La Stoma produce macchine industriali destinate non più solo alla siderurgia, ma anche all’eolico, al navale, all’aeronautica e alla petrolchimica. Ha un centinaio di addetti e ricavi per 15 milioni di euro, il 5% spesi in ricerca e la metà ottenuti all’estero. «La grande industria ti forma e ti trasmette competenze, poi però devi imparare a camminare con le tue gambe», dice Lenoci. Taranto è l’Ilva. Ma Taranto è anche il suo porto. Che, però, è l’Ilva. Nel senso che, oggi, l’acciaieria incide per il 65% sul volume dei traffici. Il gruppo Riva svolge in proprio alcuni servizi. Cinque imprese esterne, con i loro cento addetti, completano il suo ciclo logistico. L’acciaieria occupa in esclusiva quattro delle sei banchine. Il porto ha progetti di ampliamento nel traffico dei container, per cui si stanno realizzando le infrastrutture. Il budget complessivo di finanza pubblica è di 479 milioni di euro (219 milioni per la piattaforma logistica, 180 milioni per i lavori finalizzati ai nuovi traffici container, 35 milioni per il nuovo nodo ferroviario e 45 milioni per la riqualificazione della banchina pubblica).

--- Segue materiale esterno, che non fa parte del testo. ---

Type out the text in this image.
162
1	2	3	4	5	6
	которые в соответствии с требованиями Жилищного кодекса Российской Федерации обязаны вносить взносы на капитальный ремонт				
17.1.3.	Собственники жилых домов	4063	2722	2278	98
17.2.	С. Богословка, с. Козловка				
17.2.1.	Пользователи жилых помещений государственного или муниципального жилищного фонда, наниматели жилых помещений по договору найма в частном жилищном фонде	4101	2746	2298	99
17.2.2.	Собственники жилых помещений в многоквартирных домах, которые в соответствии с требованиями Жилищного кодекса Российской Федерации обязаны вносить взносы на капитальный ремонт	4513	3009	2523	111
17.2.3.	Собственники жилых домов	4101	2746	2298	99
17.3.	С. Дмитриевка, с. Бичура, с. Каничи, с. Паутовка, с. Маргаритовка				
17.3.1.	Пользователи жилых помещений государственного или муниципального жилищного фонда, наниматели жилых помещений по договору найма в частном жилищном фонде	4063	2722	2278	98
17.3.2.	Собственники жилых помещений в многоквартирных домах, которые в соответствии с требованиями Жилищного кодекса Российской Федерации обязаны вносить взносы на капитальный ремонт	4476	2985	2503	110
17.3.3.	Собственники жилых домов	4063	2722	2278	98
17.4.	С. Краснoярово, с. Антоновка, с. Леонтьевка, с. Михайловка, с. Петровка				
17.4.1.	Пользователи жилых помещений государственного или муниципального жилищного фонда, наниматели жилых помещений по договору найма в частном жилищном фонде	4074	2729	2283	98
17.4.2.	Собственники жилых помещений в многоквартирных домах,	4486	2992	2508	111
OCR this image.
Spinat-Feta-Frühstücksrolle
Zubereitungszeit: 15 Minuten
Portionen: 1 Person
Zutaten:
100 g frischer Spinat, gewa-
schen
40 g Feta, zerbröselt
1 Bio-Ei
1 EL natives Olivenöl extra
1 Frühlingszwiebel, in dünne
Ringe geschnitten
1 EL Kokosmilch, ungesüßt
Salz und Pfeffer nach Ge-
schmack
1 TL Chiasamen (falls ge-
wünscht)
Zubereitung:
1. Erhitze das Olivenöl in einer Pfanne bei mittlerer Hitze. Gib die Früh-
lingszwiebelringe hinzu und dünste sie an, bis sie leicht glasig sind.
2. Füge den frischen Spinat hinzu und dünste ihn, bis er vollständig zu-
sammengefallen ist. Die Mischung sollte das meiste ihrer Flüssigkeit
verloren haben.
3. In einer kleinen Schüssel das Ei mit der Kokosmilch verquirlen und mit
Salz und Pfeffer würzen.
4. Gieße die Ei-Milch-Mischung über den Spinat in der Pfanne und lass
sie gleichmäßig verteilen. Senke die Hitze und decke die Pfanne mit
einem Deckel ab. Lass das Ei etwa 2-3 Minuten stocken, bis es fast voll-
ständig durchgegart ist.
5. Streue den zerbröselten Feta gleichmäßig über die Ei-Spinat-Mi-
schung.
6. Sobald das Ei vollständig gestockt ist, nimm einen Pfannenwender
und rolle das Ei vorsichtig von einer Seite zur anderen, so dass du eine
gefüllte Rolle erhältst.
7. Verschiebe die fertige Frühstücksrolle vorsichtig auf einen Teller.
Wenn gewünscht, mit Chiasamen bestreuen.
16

«Ilva è dunque fondamentale - rileva Sergio Prete, presidente dell’autorità portuale e commissario straordinario - i suoi problemi non hanno una relazione diretta con i piani di sviluppo del porto, che hanno tempi e logiche proprie. Di certo, però, costituiscono un elemento di perturbazione. Che senso avrebbe fare tutto questo e, poi, da un giorno all’altro ritrovarsi senza il 65% dei traffici?».
Dunque il futuro dello stabilimento, fra il controllo giudiziale e la nomina di Ferrante ad amministratore e custode dell’impianto, avrà tutto intorno ricadute rilevanti. Qualunque cosa accada. Al gruppo Riva, ma anche alla bonifica dell’ambiente per la quale il governo Monti ha stanziato, lo scorso venerdì, 329 milioni di euro pubblici. L’accordo fra esecutivo e enti locali prevede che la cabina di regia sia in capo al presidente della Regione, Nichi Vendola, e identifica in Puglia Sviluppo il soggetto attuatore, per una cifra di 4,5 milioni di euro. «Mi sembra un budget troppo alto - nota Cesareo - è l’1,4% della somma complessiva. E, al di là di questo, mi pare paradossale che, sulla bonifica dei danni provocati dalla siderurgia a Taranto, debba intervenire Bari. Non è campanilismo, il mio. È solo il timore che le imprese locali siano tagliate fuori dai lavori. I nostri imprenditori sono prima di tutto cittadini. Sarebbe un peccato che, dopo avere vissuto quasi cinquant’anni di problemi ambientali, siano esclusi dall’attività di ripristino della normalità».
La scelta di allocazione delle risorse nella politica ambientale è anche una scelta di politica economica. Una delle poche, dati i vincoli finanziari a cui il Paese è sottoposto. Un contesto maledettamente complicato, che non permette più le ingegnerie sistemiche tipiche del modello italiano. Per esempio il mondo del credito non potrà, in caso di una accelerazione della crisi giudiziario-aziendale, avere la funzione sostitutiva dello Stato che ha avuto più di una volta nella storia italiana. «Fino a un minuto prima del crollo di Lehman Brothers - riflette Giovanni Ferri, che è anche presidente della Popolare Bari Corporate Finance - le banche italiane avrebbero potuto, in una emergenza, esercitare la loro tradizionale vocazione di banche di sistema. Dopo la decisione del riesame, vedremo che cosa capiterà in concreto nei prossimi mesi. Certo, se per qualche ragione l’Ilva chiudesse o semplicemente si ridimensionasse, gli spazi di intervento per gli istituti di credito sarebbero molto più ridotti».